Neuropediatrics 2012; 43(01): 001-009
DOI: 10.1055/s-0032-1307449
Review Article
Thieme Medical Publishers 333 Seventh Avenue, New York, NY 10001, USA.

A Clinical Approach to Arterial Ischemic Childhood Stroke: Increasing Knowledge over the Last Decade

Maja Steinlin
1  Department of Neuropaediatrics, University Children's Hospital, Bern, Switzerland
› Author Affiliations
Further Information

Publication History

18 April 2011

03 February 2012

Publication Date:
19 March 2012 (online)


Childhood stroke is increasingly being recognized as an important burden not only for affected children and families, but also for socioeconomic reasons. A primary problem is delayed diagnosis, due to the many mimics of childhood stroke, and the variety of manifesting symptoms. The most important is hemiparesis (with/without dysphasia or facial palsy), but ataxia, seizures, and many more are also possible.
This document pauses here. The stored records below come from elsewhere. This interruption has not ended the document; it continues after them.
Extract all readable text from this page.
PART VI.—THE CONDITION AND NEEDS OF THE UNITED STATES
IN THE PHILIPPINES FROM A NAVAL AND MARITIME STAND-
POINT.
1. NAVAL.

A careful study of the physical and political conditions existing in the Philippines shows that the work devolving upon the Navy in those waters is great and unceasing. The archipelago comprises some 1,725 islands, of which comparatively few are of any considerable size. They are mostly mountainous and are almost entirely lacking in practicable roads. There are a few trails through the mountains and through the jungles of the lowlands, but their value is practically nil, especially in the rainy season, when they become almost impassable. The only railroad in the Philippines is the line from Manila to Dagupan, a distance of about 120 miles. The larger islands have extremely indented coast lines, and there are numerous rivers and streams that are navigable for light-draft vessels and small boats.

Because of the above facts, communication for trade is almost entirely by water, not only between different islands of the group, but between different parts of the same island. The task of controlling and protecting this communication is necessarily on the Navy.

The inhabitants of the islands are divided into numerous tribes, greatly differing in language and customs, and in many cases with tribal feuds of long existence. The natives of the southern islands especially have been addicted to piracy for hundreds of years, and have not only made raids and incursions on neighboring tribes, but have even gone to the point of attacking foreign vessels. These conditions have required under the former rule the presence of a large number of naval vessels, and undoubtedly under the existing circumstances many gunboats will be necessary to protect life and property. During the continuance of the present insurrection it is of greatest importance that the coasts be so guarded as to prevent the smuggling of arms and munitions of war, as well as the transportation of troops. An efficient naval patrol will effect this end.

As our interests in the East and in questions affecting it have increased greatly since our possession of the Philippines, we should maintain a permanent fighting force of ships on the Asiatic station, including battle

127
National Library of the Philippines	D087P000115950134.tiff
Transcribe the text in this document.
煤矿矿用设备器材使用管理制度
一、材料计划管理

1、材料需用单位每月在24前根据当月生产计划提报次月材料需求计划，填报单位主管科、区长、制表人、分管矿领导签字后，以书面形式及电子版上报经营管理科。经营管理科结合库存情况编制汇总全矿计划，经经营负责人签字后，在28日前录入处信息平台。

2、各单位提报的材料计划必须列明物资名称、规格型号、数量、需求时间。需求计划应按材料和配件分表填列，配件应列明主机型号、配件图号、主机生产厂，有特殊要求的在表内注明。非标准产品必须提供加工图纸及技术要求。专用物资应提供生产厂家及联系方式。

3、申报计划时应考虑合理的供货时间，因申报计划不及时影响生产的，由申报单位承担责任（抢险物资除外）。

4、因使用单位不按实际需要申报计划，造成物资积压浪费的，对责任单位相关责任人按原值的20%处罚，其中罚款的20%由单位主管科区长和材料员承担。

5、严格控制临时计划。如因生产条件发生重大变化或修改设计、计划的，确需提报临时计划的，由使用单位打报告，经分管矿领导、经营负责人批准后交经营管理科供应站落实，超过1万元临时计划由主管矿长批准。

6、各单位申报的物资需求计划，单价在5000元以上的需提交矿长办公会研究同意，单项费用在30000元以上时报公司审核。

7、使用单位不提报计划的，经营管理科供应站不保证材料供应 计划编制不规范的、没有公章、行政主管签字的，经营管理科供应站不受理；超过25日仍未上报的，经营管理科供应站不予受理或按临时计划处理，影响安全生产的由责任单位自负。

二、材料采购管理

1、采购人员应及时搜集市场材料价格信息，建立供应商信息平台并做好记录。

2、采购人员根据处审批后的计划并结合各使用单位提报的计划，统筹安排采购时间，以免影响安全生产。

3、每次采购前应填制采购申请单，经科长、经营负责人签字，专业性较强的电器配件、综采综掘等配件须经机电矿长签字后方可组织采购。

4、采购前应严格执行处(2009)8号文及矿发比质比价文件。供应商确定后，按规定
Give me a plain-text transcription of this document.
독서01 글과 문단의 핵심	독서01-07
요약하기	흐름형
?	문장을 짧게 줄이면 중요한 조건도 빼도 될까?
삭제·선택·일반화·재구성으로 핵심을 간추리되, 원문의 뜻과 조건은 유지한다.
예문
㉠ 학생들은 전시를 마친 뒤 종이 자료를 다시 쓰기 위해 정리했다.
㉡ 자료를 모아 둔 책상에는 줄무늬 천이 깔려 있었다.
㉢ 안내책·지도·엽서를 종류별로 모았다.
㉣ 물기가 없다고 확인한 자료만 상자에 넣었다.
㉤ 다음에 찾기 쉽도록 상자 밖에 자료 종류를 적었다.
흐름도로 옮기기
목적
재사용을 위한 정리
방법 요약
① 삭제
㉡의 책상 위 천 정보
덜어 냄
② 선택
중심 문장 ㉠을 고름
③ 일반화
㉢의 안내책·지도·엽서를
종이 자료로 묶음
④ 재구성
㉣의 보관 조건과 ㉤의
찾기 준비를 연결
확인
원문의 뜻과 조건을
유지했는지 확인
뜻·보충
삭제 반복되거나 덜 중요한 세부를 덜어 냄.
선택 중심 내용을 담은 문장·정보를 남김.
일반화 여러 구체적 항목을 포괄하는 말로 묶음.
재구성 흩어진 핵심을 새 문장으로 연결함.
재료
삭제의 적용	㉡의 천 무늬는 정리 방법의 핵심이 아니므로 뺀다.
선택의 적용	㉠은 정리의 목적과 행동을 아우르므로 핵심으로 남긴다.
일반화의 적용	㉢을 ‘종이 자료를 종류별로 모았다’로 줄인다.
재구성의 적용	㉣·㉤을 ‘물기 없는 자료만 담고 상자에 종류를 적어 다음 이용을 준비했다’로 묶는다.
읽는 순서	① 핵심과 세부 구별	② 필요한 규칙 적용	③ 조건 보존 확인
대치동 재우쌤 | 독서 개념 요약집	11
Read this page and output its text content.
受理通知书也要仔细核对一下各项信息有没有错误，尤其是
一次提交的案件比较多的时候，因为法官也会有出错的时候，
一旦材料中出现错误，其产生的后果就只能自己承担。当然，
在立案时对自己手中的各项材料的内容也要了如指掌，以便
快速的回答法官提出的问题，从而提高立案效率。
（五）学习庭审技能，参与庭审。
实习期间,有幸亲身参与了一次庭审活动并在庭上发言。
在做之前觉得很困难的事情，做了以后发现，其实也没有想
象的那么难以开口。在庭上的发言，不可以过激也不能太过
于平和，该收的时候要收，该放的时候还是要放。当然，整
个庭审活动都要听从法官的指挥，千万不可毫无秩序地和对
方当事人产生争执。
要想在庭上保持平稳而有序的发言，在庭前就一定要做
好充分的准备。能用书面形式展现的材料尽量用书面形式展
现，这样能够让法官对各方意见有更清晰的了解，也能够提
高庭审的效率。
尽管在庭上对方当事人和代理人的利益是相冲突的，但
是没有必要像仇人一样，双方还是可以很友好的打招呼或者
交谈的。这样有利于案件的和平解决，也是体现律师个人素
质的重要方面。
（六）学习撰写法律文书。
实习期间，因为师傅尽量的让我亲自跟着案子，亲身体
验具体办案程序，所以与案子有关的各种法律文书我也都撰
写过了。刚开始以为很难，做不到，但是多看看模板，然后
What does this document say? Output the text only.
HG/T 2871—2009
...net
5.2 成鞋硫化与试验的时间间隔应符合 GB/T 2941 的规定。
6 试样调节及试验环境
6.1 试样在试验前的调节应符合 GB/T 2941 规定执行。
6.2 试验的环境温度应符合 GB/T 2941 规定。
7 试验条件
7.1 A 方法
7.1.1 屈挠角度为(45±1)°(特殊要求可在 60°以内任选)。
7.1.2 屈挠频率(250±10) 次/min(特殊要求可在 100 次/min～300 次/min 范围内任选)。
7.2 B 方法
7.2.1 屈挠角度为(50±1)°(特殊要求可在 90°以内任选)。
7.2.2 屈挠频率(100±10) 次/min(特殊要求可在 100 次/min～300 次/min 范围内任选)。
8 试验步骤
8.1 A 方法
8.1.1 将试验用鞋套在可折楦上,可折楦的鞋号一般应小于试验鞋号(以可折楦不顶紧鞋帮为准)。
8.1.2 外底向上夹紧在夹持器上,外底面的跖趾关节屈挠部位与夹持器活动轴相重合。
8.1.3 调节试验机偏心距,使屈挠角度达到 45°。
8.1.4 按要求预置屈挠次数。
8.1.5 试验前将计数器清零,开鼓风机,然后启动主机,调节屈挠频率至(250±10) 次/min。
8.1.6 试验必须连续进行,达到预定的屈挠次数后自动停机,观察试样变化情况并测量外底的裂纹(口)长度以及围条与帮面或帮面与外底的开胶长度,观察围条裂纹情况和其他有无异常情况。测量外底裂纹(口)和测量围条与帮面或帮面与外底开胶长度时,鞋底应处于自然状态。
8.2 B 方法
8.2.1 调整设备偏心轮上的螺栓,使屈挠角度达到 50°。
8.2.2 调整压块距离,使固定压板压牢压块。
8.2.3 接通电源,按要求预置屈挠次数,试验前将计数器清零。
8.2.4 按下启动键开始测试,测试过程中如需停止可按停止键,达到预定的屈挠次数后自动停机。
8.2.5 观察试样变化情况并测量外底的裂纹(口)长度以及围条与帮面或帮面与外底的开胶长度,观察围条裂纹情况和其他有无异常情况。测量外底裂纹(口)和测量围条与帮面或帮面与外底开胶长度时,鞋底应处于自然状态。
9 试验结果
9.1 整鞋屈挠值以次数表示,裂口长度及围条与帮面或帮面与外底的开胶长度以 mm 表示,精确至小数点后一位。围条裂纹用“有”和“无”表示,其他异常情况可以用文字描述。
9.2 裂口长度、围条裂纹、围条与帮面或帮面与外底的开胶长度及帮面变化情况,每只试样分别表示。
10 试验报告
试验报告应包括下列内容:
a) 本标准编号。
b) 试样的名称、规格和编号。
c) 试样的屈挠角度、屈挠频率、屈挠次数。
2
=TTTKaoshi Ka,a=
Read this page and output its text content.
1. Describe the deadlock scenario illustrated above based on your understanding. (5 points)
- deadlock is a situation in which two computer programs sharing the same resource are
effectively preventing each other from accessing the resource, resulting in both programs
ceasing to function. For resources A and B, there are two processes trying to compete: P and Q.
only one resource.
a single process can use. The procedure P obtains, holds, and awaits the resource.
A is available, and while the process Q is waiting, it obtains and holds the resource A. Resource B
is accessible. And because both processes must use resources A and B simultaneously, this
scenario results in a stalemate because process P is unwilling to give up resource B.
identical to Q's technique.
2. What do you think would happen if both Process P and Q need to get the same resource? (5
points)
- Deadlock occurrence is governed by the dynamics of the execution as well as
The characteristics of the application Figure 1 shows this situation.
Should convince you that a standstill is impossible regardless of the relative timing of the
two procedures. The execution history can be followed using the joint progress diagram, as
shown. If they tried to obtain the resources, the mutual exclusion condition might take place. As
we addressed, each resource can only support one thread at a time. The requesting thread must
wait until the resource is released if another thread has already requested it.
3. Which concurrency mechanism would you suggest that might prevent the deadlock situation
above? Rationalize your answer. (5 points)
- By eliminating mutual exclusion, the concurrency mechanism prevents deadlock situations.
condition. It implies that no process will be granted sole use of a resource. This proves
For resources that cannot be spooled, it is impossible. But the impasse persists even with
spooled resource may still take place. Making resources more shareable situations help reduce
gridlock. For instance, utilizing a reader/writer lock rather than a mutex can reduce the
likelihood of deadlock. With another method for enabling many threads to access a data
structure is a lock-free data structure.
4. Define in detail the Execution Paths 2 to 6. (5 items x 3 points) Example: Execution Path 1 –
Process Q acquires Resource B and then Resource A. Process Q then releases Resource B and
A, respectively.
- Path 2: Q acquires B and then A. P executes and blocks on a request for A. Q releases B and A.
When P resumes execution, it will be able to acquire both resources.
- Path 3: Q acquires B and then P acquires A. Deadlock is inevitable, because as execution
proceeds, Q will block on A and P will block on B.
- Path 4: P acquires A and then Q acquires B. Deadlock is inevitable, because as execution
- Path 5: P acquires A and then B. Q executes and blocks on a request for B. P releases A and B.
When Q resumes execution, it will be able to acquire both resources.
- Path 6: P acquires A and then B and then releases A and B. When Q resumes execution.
Suspicion of stroke has to be ascertained by neuroimaging, gold standard being (diffusion weighted) magnetic resonance. Risk factors are multiple, but their presence might help to increase the suspicion of stroke. The most important factors are infectious/parainfectious etiologies, frequently possibly manifesting by transient focal cerebral arteriopathy (FCA). Cardiological underlying problems are the second most important. Arteriopathies can be detected in about half of the children, besides FCA and dissection and MoyaMoya disease are the most important. Hereditary coagulopathies increase the risk of stroke. There is still a controversy on best treatment in children: platelet antiaggregation and heparinization are used about equally. Thrombolysis is being discussed increasingly. Severity of symptoms at manifestation and on follow-up are not less significant in children than in young adults. About two-third of the children have significant residual neurological problems and a majority cognitive and behavior problems.